Tal vez influya también el propio mercado. Como señala Néstor López, chef y propietario del restaurante Fisgón (Edgar Neville, 39): “Queremos ofrecer una contención en los precios ya no solo de los postres sino de toda la carta, pero esto depende de cómo evolucione todo el sector en conjunto ya que cada vez es más difícil ser económicos”. López también acusa este aumento del coste en la falta de mano de obra de pasteleros, ya que “son los propios cocineros los que deben realizar los postres, asumiendo así más tiempo de preparación y elaboración”.
La paradoja del comensal
Lo cierto es que muchos clientes aceptan pagar 20 euros por un plato de pescado, pero se sorprenden si un postre supera los siete u ocho. Parte del fenómeno se explica porque el postre aún se percibe como un “extra” o una “gula”, y no como parte esencial de la experiencia gastronómica. Si hoy un postre de restaurante de gama media ya se sitúa en los siete euros, en alta cocina escala fácilmente a 12 o 15 euros, y la tendencia parece consolidarse. El debate será hasta dónde está dispuesto a pagar el cliente en locales más casuales, donde a veces la percepción de “precio desproporcionado” puede chocar con el ticket medio.

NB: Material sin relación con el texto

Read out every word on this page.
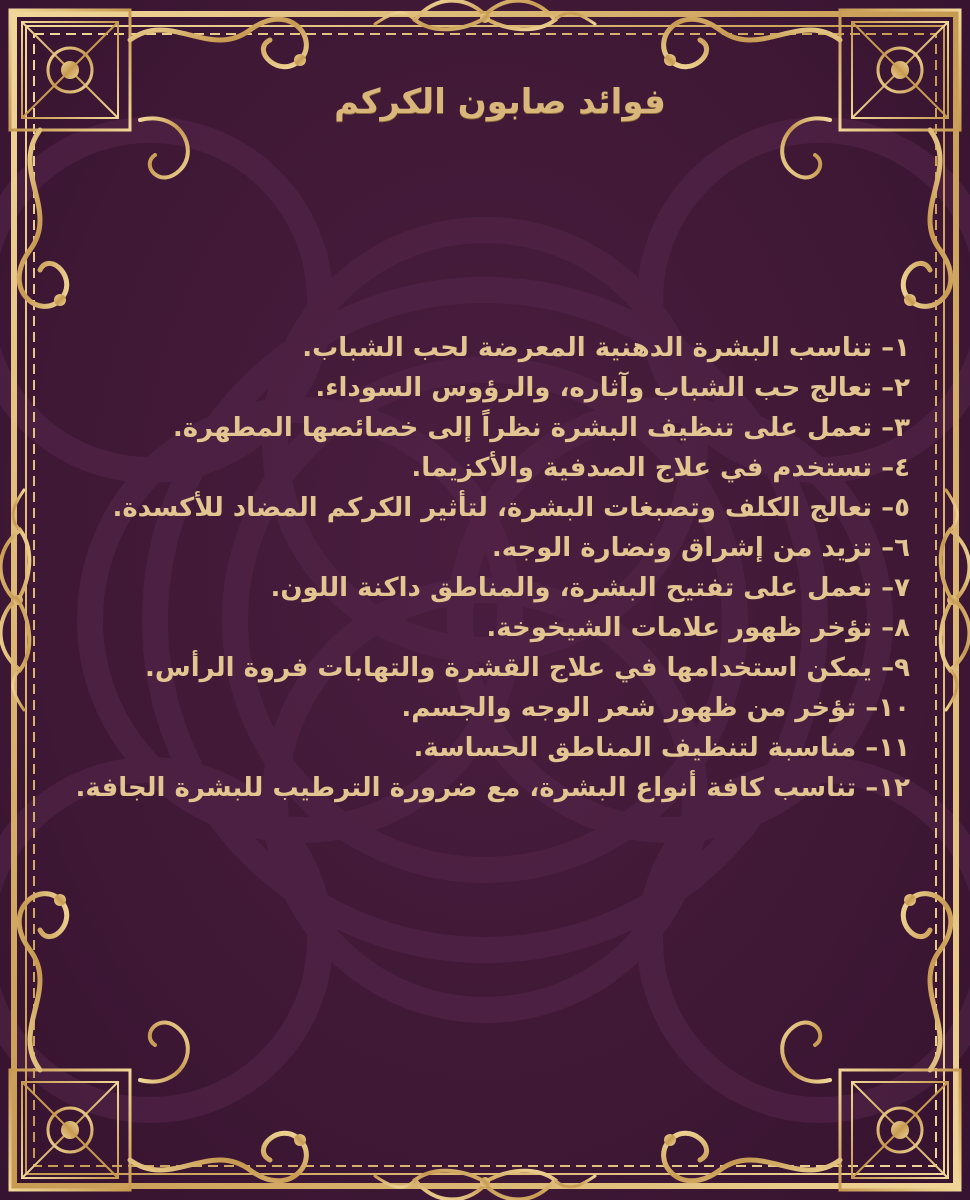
فوائد صابون الكركم
١– تناسب البشرة الدهنية المعرضة لحب الشباب.
٢– تعالج حب الشباب وآثاره، والرؤوس السوداء.
٣– تعمل على تنظيف البشرة نظراً إلى خصائصها المطهرة.
٤– تستخدم في علاج الصدفية والأكزيما.
٥– تعالج الكلف وتصبغات البشرة، لتأثير الكركم المضاد للأكسدة.
٦– تزيد من إشراق ونضارة الوجه.
٧– تعمل على تفتيح البشرة، والمناطق داكنة اللون.
٨– تؤخر ظهور علامات الشيخوخة.
٩– يمكن استخدامها في علاج القشرة والتهابات فروة الرأس.
١٠– تؤخر من ظهور شعر الوجه والجسم.
١١– مناسبة لتنظيف المناطق الحساسة.
١٢– تناسب كافة أنواع البشرة، مع ضرورة الترطيب للبشرة الجافة.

“El cliente paga siempre que perciba calidad y honestidad. Si le cobras nueve euros por un coulant industrial y mal servido, lo devolverá. En cambio, cuando el postre es artesanal, con guarniciones de nivel y una presentación cuidada, lo pagará encantado”, afirma Néstor López. En la misma línea, Grávalos advierte: “El comensal espera que el postre mantenga el nivel del resto de la comida; si no, es una decepción”.
Rodríguez aporta una visión más amplia: “La restauración española vive un proceso de crecimiento y transformación. En este contexto, el postre puede cobrar un papel más relevante, ya que es uno de los ámbitos con mayor margen de evolución. Ojalá los precios puedan mantenerse, para que salir a comer siga siendo accesible para todos. La restauración es parte de nuestra cultura: compartir un espacio con amigos y desconocidos, disfrutar de la mesa y de la convivencia. Lo importante es que siga siendo un hábito cotidiano y no se convierta en un lujo excepcional”, señala esperanzada.
En este escenario, el postre gana protagonismo. Ya no es solo “lo que viene al final”, sino un lenguaje propio dentro de la cocina. Con todo lo bueno —calidad, creatividad, identidad— y lo malo —precios al alza—, simboliza un cambio de época en la gastronomía española.
Hasta hace apenas una década, en muchos restaurantes de España los postres eran casi un trámite. Una tarta casera, un flan o un coulant de chocolate —ese icono de los 2000— costaban entre tres y cuatro euros, rara vez más de cinco. El postre era el final dulce y accesible de una comida, un complemento más que un plato pensado y valorado en sí mismo.